What pot users may find interesting, if not entirely satisfying, is that the opinions of cops vary almost as much as those of civilians when it comes to drugs and particularly marijuana. Some cops are staunch law-and-order types who believe that laws are made by the legislature and interpreted by the courts, not the police, and that no law is too small and no violation too trivial to take seriously. Other cops believe that the use of drugs, including marijuana, is tied directly to the use of more drugs and the commission of other crimes. Some narcotics officers are embarrassed that they must spend time pursuing violators of laws about which society is ambivalent and whose consequences are so light. And there are those, like myself, who see the virtue of enforcing quality of life laws but can't help but feel bad putting a guy in handcuffs for smoking pot.
My father is a jazz musician, and he and I sometimes joke about the popular image of jazzmen spending a lot of time stoned. Viper, my father told me, was old-time slang for pot smoker; tea referred to pot. Legend has it that Louis Armstrong was a big viper. One day not long ago, my father was telling me that once he'd quit smoking cigarettes, he never smoked again for fear that he'd fall off the wagon entirely. Same for smoking pot, he added. Wait a moment, I thought. My dad smoked pot? I thought we were talking about other musicians. Can I put a guy through the system for something my own father has done?

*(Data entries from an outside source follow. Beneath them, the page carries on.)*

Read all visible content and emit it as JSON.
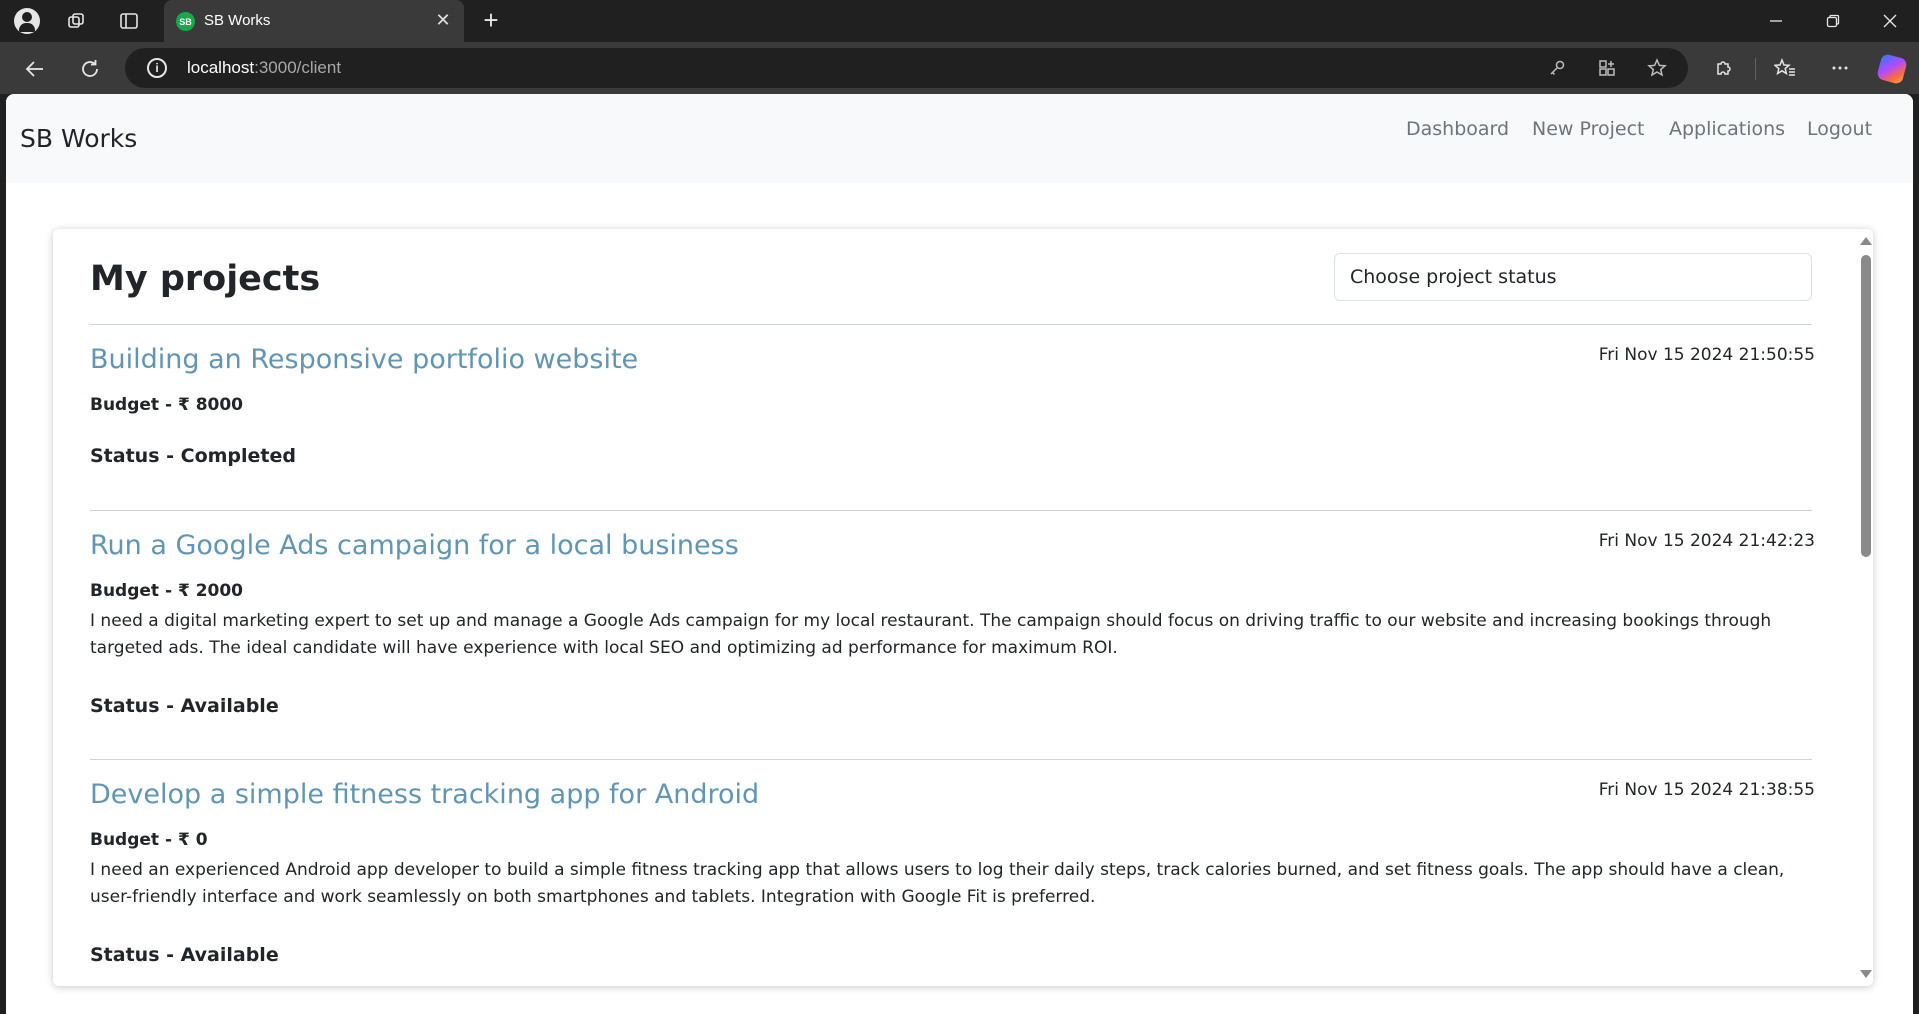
{
  "browser": {
    "tab_title": "SB Works",
    "tab_favicon_text": "SB",
    "url_host": "localhost",
    "url_path": ":3000/client",
    "icons": [
      "profile-icon",
      "workspaces-icon",
      "vertical-tabs-icon",
      "close-icon",
      "new-tab-icon",
      "minimize-icon",
      "maximize-icon",
      "window-close-icon",
      "back-icon",
      "refresh-icon",
      "site-info-icon",
      "password-key-icon",
      "app-available-icon",
      "favorite-star-icon",
      "extensions-icon",
      "favorites-icon",
      "more-icon",
      "copilot-icon"
    ]
  },
  "site": {
    "brand": "SB Works",
    "nav": {
      "dashboard": "Dashboard",
      "new_project": "New Project",
      "applications": "Applications",
      "logout": "Logout"
    }
  },
  "main": {
    "title": "My projects",
    "status_select_placeholder": "Choose project status",
    "projects": [
      {
        "title": "Building an Responsive portfolio website",
        "time": "Fri Nov 15 2024 21:50:55",
        "budget": "Budget - ₹ 8000",
        "description": "",
        "status": "Status - Completed"
      },
      {
        "title": "Run a Google Ads campaign for a local business",
        "time": "Fri Nov 15 2024 21:42:23",
        "budget": "Budget - ₹ 2000",
        "description": "I need a digital marketing expert to set up and manage a Google Ads campaign for my local restaurant. The campaign should focus on driving traffic to our website and increasing bookings through targeted ads. The ideal candidate will have experience with local SEO and optimizing ad performance for maximum ROI.",
        "status": "Status - Available"
      },
      {
        "title": "Develop a simple fitness tracking app for Android",
        "time": "Fri Nov 15 2024 21:38:55",
        "budget": "Budget - ₹ 0",
        "description": "I need an experienced Android app developer to build a simple fitness tracking app that allows users to log their daily steps, track calories burned, and set fitness goals. The app should have a clean, user-friendly interface and work seamlessly on both smartphones and tablets. Integration with Google Fit is preferred.",
        "status": "Status - Available"
      }
    ]
  },
  "colors": {
    "project_title": "#6096b4",
    "nav_bg": "#f8f9fa",
    "nav_link": "#6c757d"
  }
}
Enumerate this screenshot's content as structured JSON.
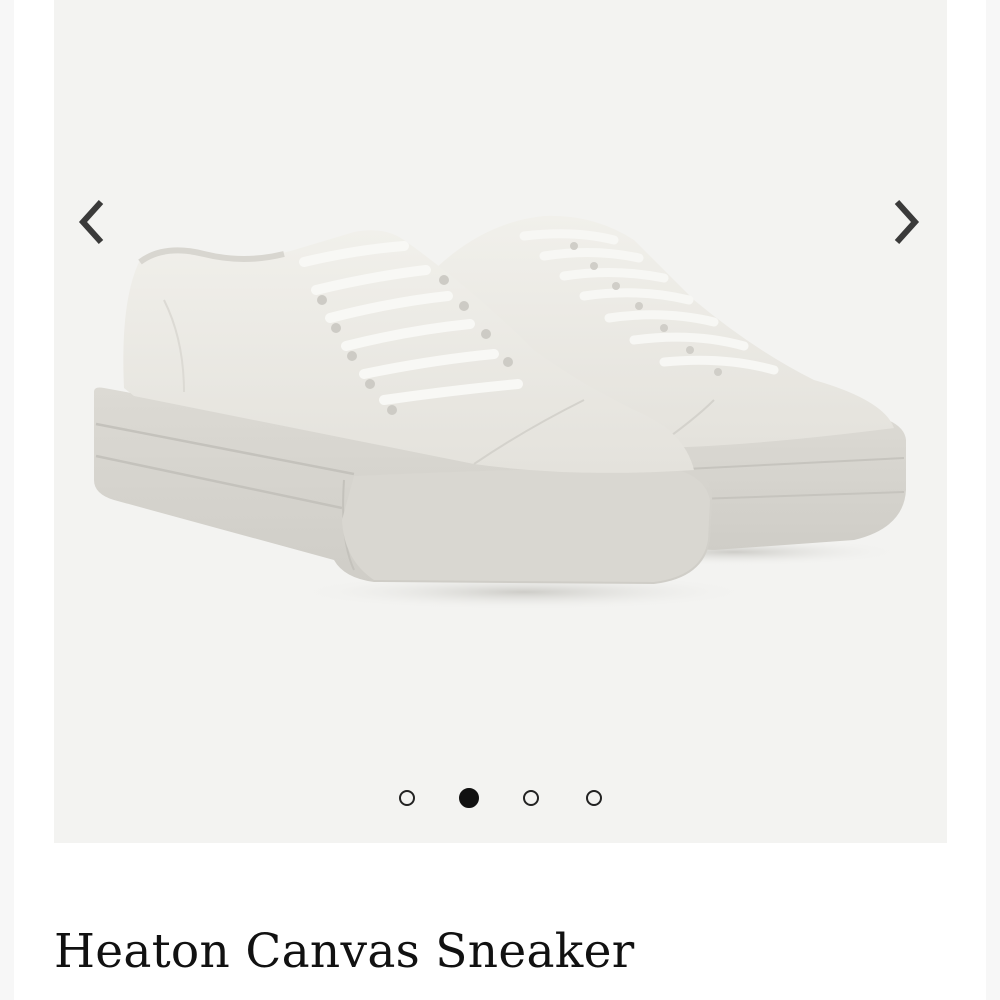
{
  "product": {
    "title": "Heaton Canvas Sneaker"
  },
  "carousel": {
    "prev_icon": "chevron-left-icon",
    "next_icon": "chevron-right-icon",
    "slide_count": 4,
    "active_slide": 2,
    "image_subject": "sneaker-pair"
  },
  "colors": {
    "image_background": "#f3f3f1",
    "arrow": "#3a3a3a",
    "dot": "#111111",
    "title": "#111111"
  }
}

Well, yes, I can. It's not that I think that you, smoking a little marijuana in the privacy of your own living room, are committing a wrong against society that must be righted. In fact, in New York state, possession of small amounts of marijuana in your home is a "violation," which is less serious than a misdemeanor and not legally a crime. It is on the order of urinating in public or drinking from an open beer in public. Since you're at home, invisible to anyone outside, and since violations are not grounds for a search warrant, you are almost definitely going to get away with it. Buying that pot on a street corner is a different story. The possession of marijuana in public in New York as well as in most states is a misdemeanor; if we catch you, we are supposed to arrest you. Police do have some discretion when it comes to making arrests for minor infractions, but aggressive enforcement of quality of life violations has simply become the normal way we do business.
And I believe this is the way we should do business. One of the lessons we have learned in the last few years is that narcotics enforcement is an effective way to drive down almost all kinds of crime. We've also seen that successful drug enforcement targets buyers as well as dealers. Given the proliferation of marijuana dealers and users in public spaces such as Washington Square Park a few years ago, aggressive enforcement doesn't seem so out of line. And this is where most marijuana enforcement is being conducted—not in anyone's living room.
Moreover, although pot smokers are usually peaceable citizens, their dealers can be dangerous criminals. In 1993, a detective working in Manhattan South Narcotics named Luis Lopez was shot through the heart by dealers while making a marijuana buy. He left a family behind. He was 36. Now, I don't go in for the idea that everyone who buys illegal drugs gets a little of the blood of the policemen killed by dealers on their hands. But Luis' death makes me see marijuana as more sinister, a little less harmless.